最近、私は「アマゾンはなぜ強靭でいられるのか」というチャレンジングな質問を受けた。シンプルな表現ではあるが、これまでの成功の核心に迫るものであり、また未来に向けたものでもあるため、深い意味を持っている。その答えは、深く心に刻まれた原則に基づく私たちの規律にある。
1)可能なことを継続的に改善し、拡大することに意欲的なビルダーを雇うこと
2)面白そうなテクノロジーではなく、顧客の真の課題を解決すること
3)最高の速度で革新と実験ができるよう、基盤を構築すること
4)重力と戦おうとして時間を無駄にしないことーより良い顧客体験を可能にするテクノロジーを発見したら、それを採用すること
5)失敗した実験を受け入れ、そこから学ぶことー実際に、採用すべき新たな知識を得て、再挑戦への活力を高める世界全体では、十分なブロードバンドアクセスを持たない何億もの人々が、今後数年のうちに接続を獲得するだろう。最後になるが、生成AIは、クラウド(それ自体はまだ初期段階だが)以来の、そしておそらくインターネット以来の、最大のテクノロジー変革かもしれない。
オンプレミス(システムの稼働やインフラの構築に必要となるサーバーやネットワーク機器、あるいはソフトウェアなどを自社で保有し運用する)のインフラからクラウドへの大規模な近代化とは異なり、移行には作業が必要だが、生成AI革命は最初からクラウド上で構築される。実現するソリューションがもたらす社会的・ビジネス的利益の大きさにわれわれは驚かされることだろう。
アマゾンの歴史の中で、お客様の生活をより良く、より簡単にする機会がこれほど多くあると感じた時はなかった。私たちは何が可能なのか、未来を発明することに集中し、それを実現するために共に働くことを楽しみにしている。

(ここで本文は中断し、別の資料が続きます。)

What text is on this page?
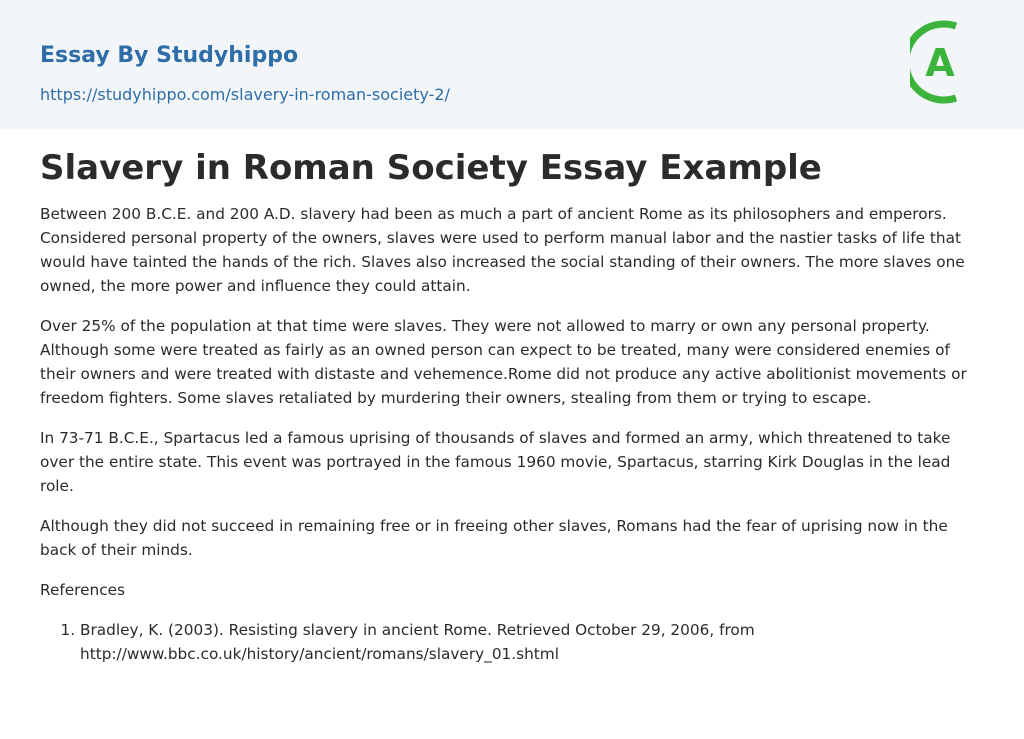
Essay By Studyhippo
https://studyhippo.com/slavery-in-roman-society-2/
A
Slavery in Roman Society Essay Example

Between 200 B.C.E. and 200 A.D. slavery had been as much a part of ancient Rome as its philosophers and emperors. Considered personal property of the owners, slaves were used to perform manual labor and the nastier tasks of life that would have tainted the hands of the rich. Slaves also increased the social standing of their owners. The more slaves one owned, the more power and influence they could attain.

Over 25% of the population at that time were slaves. They were not allowed to marry or own any personal property. Although some were treated as fairly as an owned person can expect to be treated, many were considered enemies of their owners and were treated with distaste and vehemence.Rome did not produce any active abolitionist movements or freedom fighters. Some slaves retaliated by murdering their owners, stealing from them or trying to escape.

In 73-71 B.C.E., Spartacus led a famous uprising of thousands of slaves and formed an army, which threatened to take over the entire state. This event was portrayed in the famous 1960 movie, Spartacus, starring Kirk Douglas in the lead role.

Although they did not succeed in remaining free or in freeing other slaves, Romans had the fear of uprising now in the back of their minds.

References

1. Bradley, K. (2003). Resisting slavery in ancient Rome. Retrieved October 29, 2006, from http://www.bbc.co.uk/history/ancient/romans/slavery_01.shtml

生成AIは間違いなくアマゾン・ドットコムにとって重要な成長ドライバーのひとつだ。特にAWS関連においては生成AIの開発支援に多額の投資を行っている。一方、アマゾンは社内でも生成AIを活用している。ジャシーCEOは2023年第4四半期決算の電話会議で、「(生成AIは)今後数年間で、最終的にアマゾンに数百億ドルの収益をもたらすと信じている」と述べた。生成AIが業績に与える真のインパクトを実感できるのはこれからだろう。